Bridgett Rosato is a busy mother of three, a mediator for the 10-county Center for Dispute Settlement, and a volunteer with the Ontario County Jail.

She’s also an award-winning social work student in the Accelerated Studies for Adults Program (ASAP) at Keuka College.

Rosato, center, with her three children

The Canandaigua resident was named one of six student Social Workers of the Year at a regional chapter event for the National Association of Social Workers. The NASW award recognizes social work students in the New York State Chapter’s Genesee Valley Division who have made significant contributions in the field.

Stephanie Craig, associate professor and chair of the Division of Social Work, said  Rosato “is an amazing student and person. She represents the profession very well.”

A desire to help people is what drives Rosato to work toward prevention of some of the personal experiences she went through as a child.
“I have a lot of empathy … and can now help others,” she said. “I think all my experiences in life, some by [my] choice, some not, have guided me into the person that I’ve become. Keuka has taught me this program, all parts of myself, and I think that things are coming together great.”

Rosato received an associate degree in criminal justice at Finger Lakes Community College, and opted to continue her education by pursuing a bachelor’s degree in social work at Keuka through ASAP (FLCC is a host site for ASAP classes). She believed the two degrees would make her more marketable.

In her role as a mediator, where she has worked part-time for the past three-and-a-half years, Rosato serves the mentally ill in various ways. For example, she advocates to keep housing for the patient when a medical procedure is needed and they have no other advocate. Much of the work happens in an informal court process before a group known as the Surrogate Decision-Making Committee, Rosato said.

At the county jail, Rosato volunteers in two areas. First, she serves in the storybook program, which enables inmates to send a digital storybook to their children that will play back with the inmate’s voice reading the book aloud.  And just last year, she began serving with a new pilot program, Transition Circles, which provides an opportunity for women inmates to work through a facilitated dialogue with friends and family members they selected. In conversation held around a circle, the inmate hears about her strengths, how relationships fractured by her behavior could be repaired, and what needs to be in place for a successful reentry into society, work and home life.
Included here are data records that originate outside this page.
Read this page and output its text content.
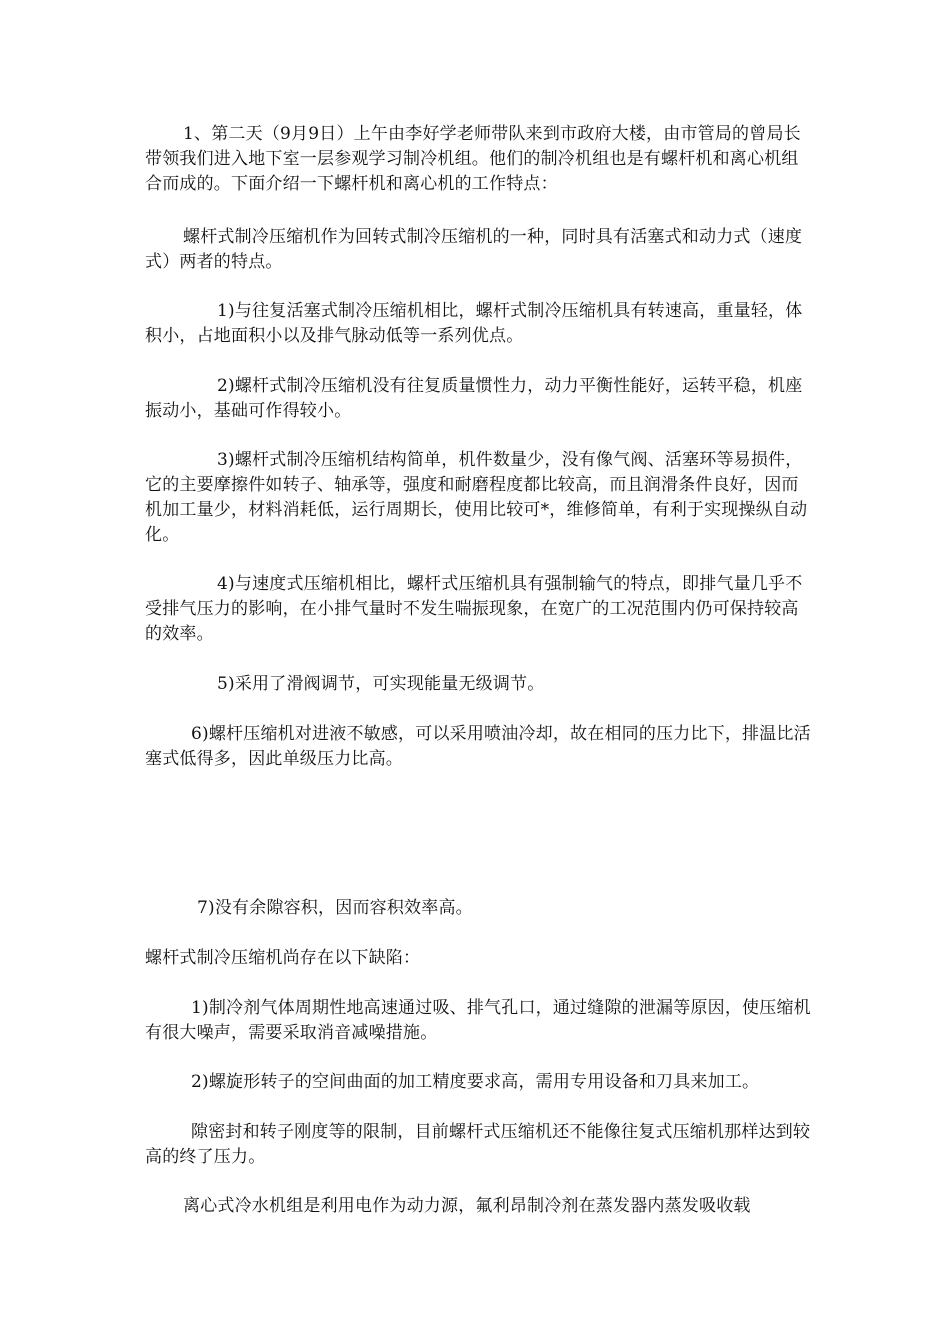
1、第二天（9月9日）上午由李好学老师带队来到市政府大楼，由市管局的曾局长带领我们进入地下室一层参观学习制冷机组。他们的制冷机组也是有螺杆机和离心机组合而成的。下面介绍一下螺杆机和离心机的工作特点：

螺杆式制冷压缩机作为回转式制冷压缩机的一种，同时具有活塞式和动力式（速度式）两者的特点。

1)与往复活塞式制冷压缩机相比，螺杆式制冷压缩机具有转速高，重量轻，体积小，占地面积小以及排气脉动低等一系列优点。

2)螺杆式制冷压缩机没有往复质量惯性力，动力平衡性能好，运转平稳，机座振动小，基础可作得较小。

3)螺杆式制冷压缩机结构简单，机件数量少，没有像气阀、活塞环等易损件，它的主要摩擦件如转子、轴承等，强度和耐磨程度都比较高，而且润滑条件良好，因而机加工量少，材料消耗低，运行周期长，使用比较可*，维修简单，有利于实现操纵自动化。

4)与速度式压缩机相比，螺杆式压缩机具有强制输气的特点，即排气量几乎不受排气压力的影响，在小排气量时不发生喘振现象，在宽广的工况范围内仍可保持较高的效率。

5)采用了滑阀调节，可实现能量无级调节。

6)螺杆压缩机对进液不敏感，可以采用喷油冷却，故在相同的压力比下，排温比活塞式低得多，因此单级压力比高。

7)没有余隙容积，因而容积效率高。

螺杆式制冷压缩机尚存在以下缺陷：

1)制冷剂气体周期性地高速通过吸、排气孔口，通过缝隙的泄漏等原因，使压缩机有很大噪声，需要采取消音减噪措施。

2)螺旋形转子的空间曲面的加工精度要求高，需用专用设备和刀具来加工。

隙密封和转子刚度等的限制，目前螺杆式压缩机还不能像往复式压缩机那样达到较高的终了压力。

离心式冷水机组是利用电作为动力源，氟利昂制冷剂在蒸发器内蒸发吸收载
According to Rosato, that program was started about a year ago in the county.

For the past six years, Rosato has also volunteered for FLACRA, (Finger Lakes Addictions Counseling & Referral Agency) in Clifton Springs, bringing baked goods to residents in one of FLACRA’s halfway houses during the holiday season.

Rosato will graduate at the end of this month and said her Keuka degree has provided her with “a lot of insight in different areas” and that she believes her future career will include working with youth. She plans on taking civil service exams after graduation and said she also plans to pursue a master’s degree in social work once Keuka adds that degree to its roster of options.

Rosato, right, receiving the NASW award.

As for her NASW award, Rosato said it was a surprise to learn she had won, and she enjoyed receiving the award with her parents, daughter, a sister, a niece, and some friends in the audience.

“I’m kind of a perfectionist and I push myself hard,” Rosato said.